JF Ptak Science Books Post 2752
The Crisis, a journal of the NAACP, called for attention and action in response to the terrible 2 July East St. Louis Riot and massacre in their issue of September 1917. The leadership published a long article detailing the background and the horrors of the event, which you can read if you follow the link. The back of the cover of the journal featured a plea for membership (actually calling for people to "enlist", much like the people doing so during WWI which the U.S. finally entered 6 April 1917 after nearly three years of European warfare) which was followed in a few pages by the details of the event.
Long story short, racial tensions in East St. Louis were increased due to northerly African American migration from the Southern states, causing anxiety among the whites on purely racial reasons as well as the belief that there would be stiffer competition for work. The main catalyst though seems to have been a strike at American Steel, the management hiring hundreds of Black workers to replace the White strikers. Tensions high, a carload of Whites drove into the segregated Black side of town and opened fire on a group of Black men. Shortly afterwards another car of Whites--this time including two policemen--made a similar tour of the area, the Blacks responding with gunfire thinking that it was another drive-by.
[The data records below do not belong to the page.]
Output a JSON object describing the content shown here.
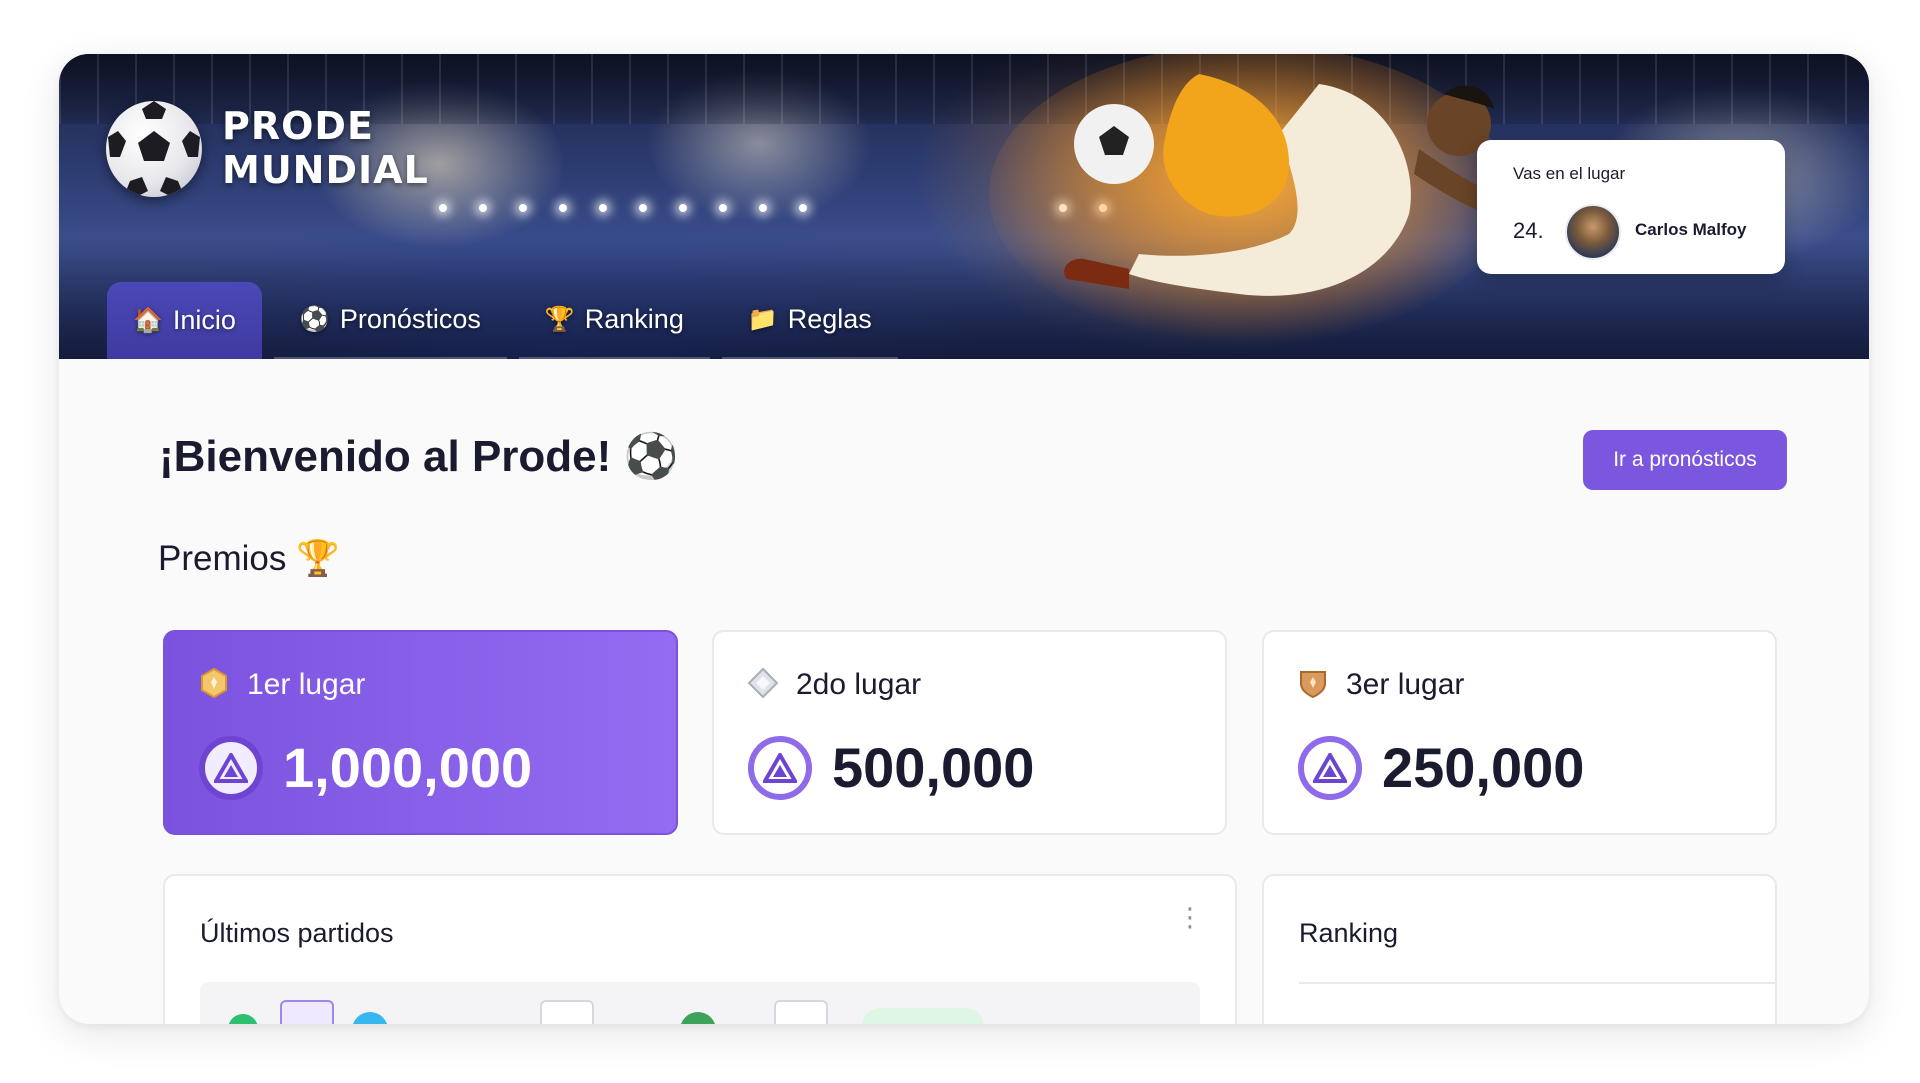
{
  "app": {
    "logo_line1": "PRODE",
    "logo_line2": "MUNDIAL",
    "accent_color": "#7b57e0"
  },
  "user": {
    "place_label": "Vas en el lugar",
    "rank": "24.",
    "name": "Carlos Malfoy"
  },
  "nav": {
    "tabs": [
      {
        "label": "Inicio",
        "icon": "house-icon",
        "glyph": "🏠",
        "active": true
      },
      {
        "label": "Pronósticos",
        "icon": "soccer-ball-icon",
        "glyph": "⚽",
        "active": false
      },
      {
        "label": "Ranking",
        "icon": "trophy-icon",
        "glyph": "🏆",
        "active": false
      },
      {
        "label": "Reglas",
        "icon": "folder-icon",
        "glyph": "📁",
        "active": false
      }
    ]
  },
  "main": {
    "welcome": "¡Bienvenido al Prode! ⚽",
    "cta_label": "Ir a pronósticos",
    "prizes_title": "Premios 🏆",
    "prizes": [
      {
        "place": "1er lugar",
        "amount": "1,000,000",
        "badge": "gold-medal-icon"
      },
      {
        "place": "2do lugar",
        "amount": "500,000",
        "badge": "silver-medal-icon"
      },
      {
        "place": "3er lugar",
        "amount": "250,000",
        "badge": "bronze-medal-icon"
      }
    ],
    "latest_matches_title": "Últimos partidos",
    "ranking_title": "Ranking"
  }
}
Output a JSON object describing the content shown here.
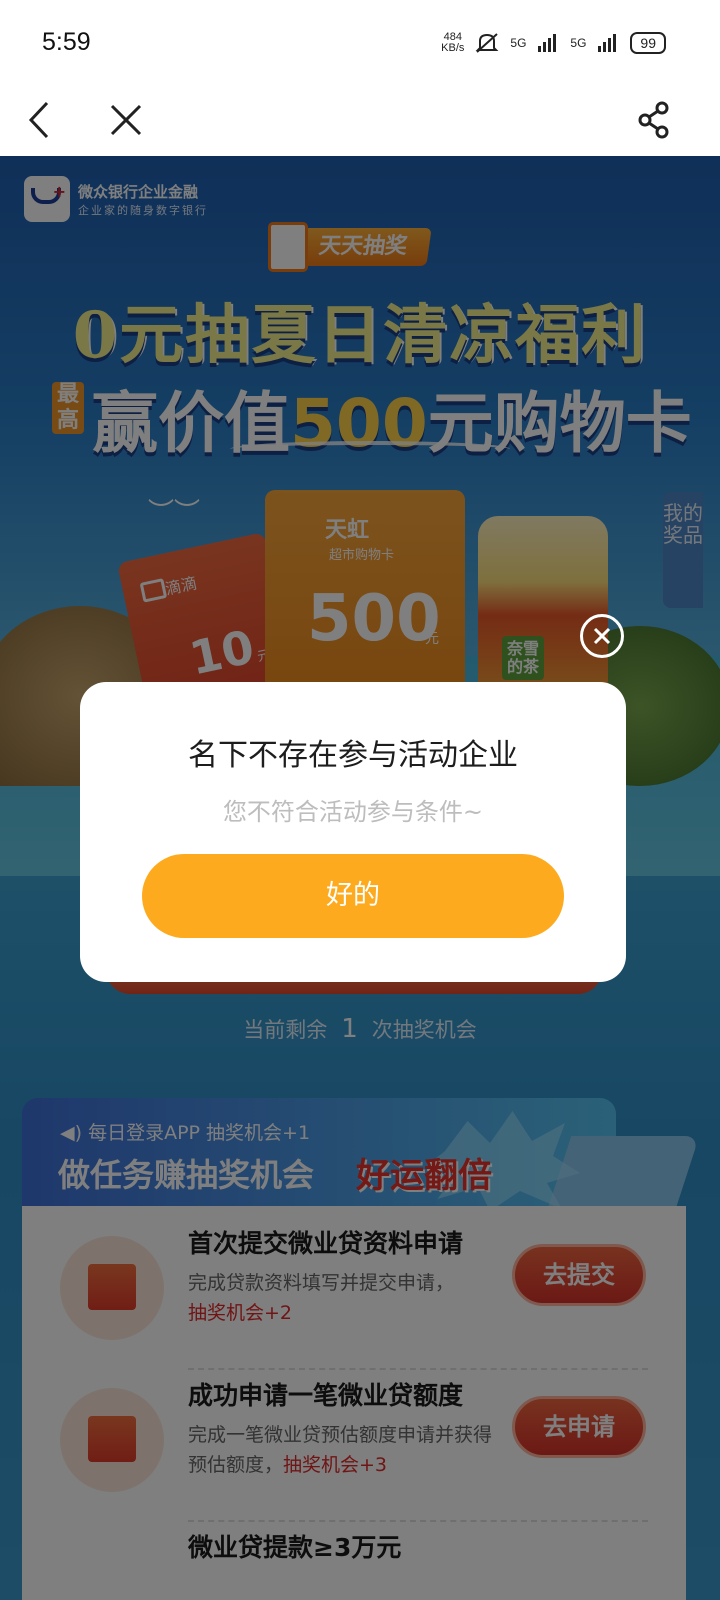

The two policemen were killed, and then things escalated quickly and brutally, with tens of thousands of Whites turning out to ESL and rioting, beating, clubbing, shooting, and setting fire to buildings (while cutting the hoses of the fire department to ensure that the arson burned the buildings to the ground. Impartial eyewitnesses to the event reported that the National Guard and the police were in very large part unresponsive to the threatened population, and in many cases aided and abetted the rioting. In the end estimates ranged stating that 50-200 African Americans were killed and 6,000 made homeless, while later on a Congressional investigation reported that an accurate estimate of the murdered could not be made.